What do BIC/SWIFT codes look like?
All BIC and SWIFT codes follow the same format. They are between 8 and 11 characters long and they are arranged as follows:
AAAA – 4-character bank code that looks like a shortened version of the bank’s name
BB – 2-character country code telling you which country the bank is in
CC – 2-character location code telling you where the bank’s head office is located
DDD – 3-character branch code (optional) telling you where the specific branch is located
Because some banks don’t use the 3-character branch code, they’ll have a shorter (8-character) BIC code. For these banks, the branch code may be replaced by a triple X (i.e. MIDLGB22XXX) or left off entirely.
How do I find my BIC code?
If you’re receiving an international payment, you’ll need to know your BIC number. You can usually find it on your bank statements, but if you don’t have any to hand, you could also log into your online banking account or just call into your local branch.
If you’re making an international payment and need to find the BIC number of the recipient, you can simply use a BIC/SWIFT finder – such as this online tool from Bank.Codes – that allows you to search for the codes of particular branches or validate SWIFT numbers for extra security.
Finally, it’s important to double-check with your intended recipient that the BIC code you’ve been given is correct before you authorize a payment. An incorrect code could mean that your payment is sent back, delayed, or even goes into the wrong account.
Is there a fee for using BIC/SWIFT numbers?
Yes, most banks will require a fee to process international payments, so you may need to pay up to £40-50 when you use a BIC number for your payment. It’s also possible that when your transfer is in transit, you’ll incur a handling fee from corresponding banks. As bank transfers using SWIFT numbers often go through 1-3 corresponding banks, these fees can add up.
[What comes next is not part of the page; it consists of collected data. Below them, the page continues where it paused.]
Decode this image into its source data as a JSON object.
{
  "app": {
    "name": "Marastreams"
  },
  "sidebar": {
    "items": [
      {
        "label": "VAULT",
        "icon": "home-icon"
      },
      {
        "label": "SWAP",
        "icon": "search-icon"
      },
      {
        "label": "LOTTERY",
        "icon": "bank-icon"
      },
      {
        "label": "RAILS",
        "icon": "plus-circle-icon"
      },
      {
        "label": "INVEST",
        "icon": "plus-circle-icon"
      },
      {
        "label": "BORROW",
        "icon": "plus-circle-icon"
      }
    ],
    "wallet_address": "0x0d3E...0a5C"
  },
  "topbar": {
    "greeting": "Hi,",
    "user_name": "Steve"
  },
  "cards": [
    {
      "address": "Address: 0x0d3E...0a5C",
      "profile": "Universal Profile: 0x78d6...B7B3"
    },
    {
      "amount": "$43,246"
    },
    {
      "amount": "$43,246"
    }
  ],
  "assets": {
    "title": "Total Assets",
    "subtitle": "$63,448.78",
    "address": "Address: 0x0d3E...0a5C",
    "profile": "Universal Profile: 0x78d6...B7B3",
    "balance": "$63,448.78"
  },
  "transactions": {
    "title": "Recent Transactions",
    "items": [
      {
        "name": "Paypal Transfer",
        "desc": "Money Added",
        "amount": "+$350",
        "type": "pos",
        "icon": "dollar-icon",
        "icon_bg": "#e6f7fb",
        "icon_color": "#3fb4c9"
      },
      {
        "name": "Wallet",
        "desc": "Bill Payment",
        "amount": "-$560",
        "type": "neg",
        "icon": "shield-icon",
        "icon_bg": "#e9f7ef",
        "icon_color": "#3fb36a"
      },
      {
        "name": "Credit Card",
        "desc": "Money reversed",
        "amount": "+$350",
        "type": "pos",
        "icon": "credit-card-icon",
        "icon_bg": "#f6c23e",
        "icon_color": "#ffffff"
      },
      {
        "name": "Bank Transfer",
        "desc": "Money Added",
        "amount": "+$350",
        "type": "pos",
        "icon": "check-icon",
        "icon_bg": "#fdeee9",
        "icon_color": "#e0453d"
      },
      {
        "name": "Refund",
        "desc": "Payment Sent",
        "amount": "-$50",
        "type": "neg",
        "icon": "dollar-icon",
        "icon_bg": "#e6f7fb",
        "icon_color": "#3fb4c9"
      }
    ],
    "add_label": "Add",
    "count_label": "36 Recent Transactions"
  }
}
In addition, information on handling fees is often hidden in the small print, so it may be difficult to know how much you’ll be charged when you make the transfer.
How do BIC/SWIFT codes actually work?
When banks send international payments, they rely on a network of correspondent banks. These correspondent banks work together to move your money from one place to another, before it finally reaches your recipient. BIC codes are used to ensure that your payment goes to the right bank. On the customer side, it’s a simple process. Once you’ve got your recipient’s SWIFT number and confirmed that it’s correct, you simply head into your local branch and ask to make an international payment. Alternatively, you can use your online banking account to make the payment.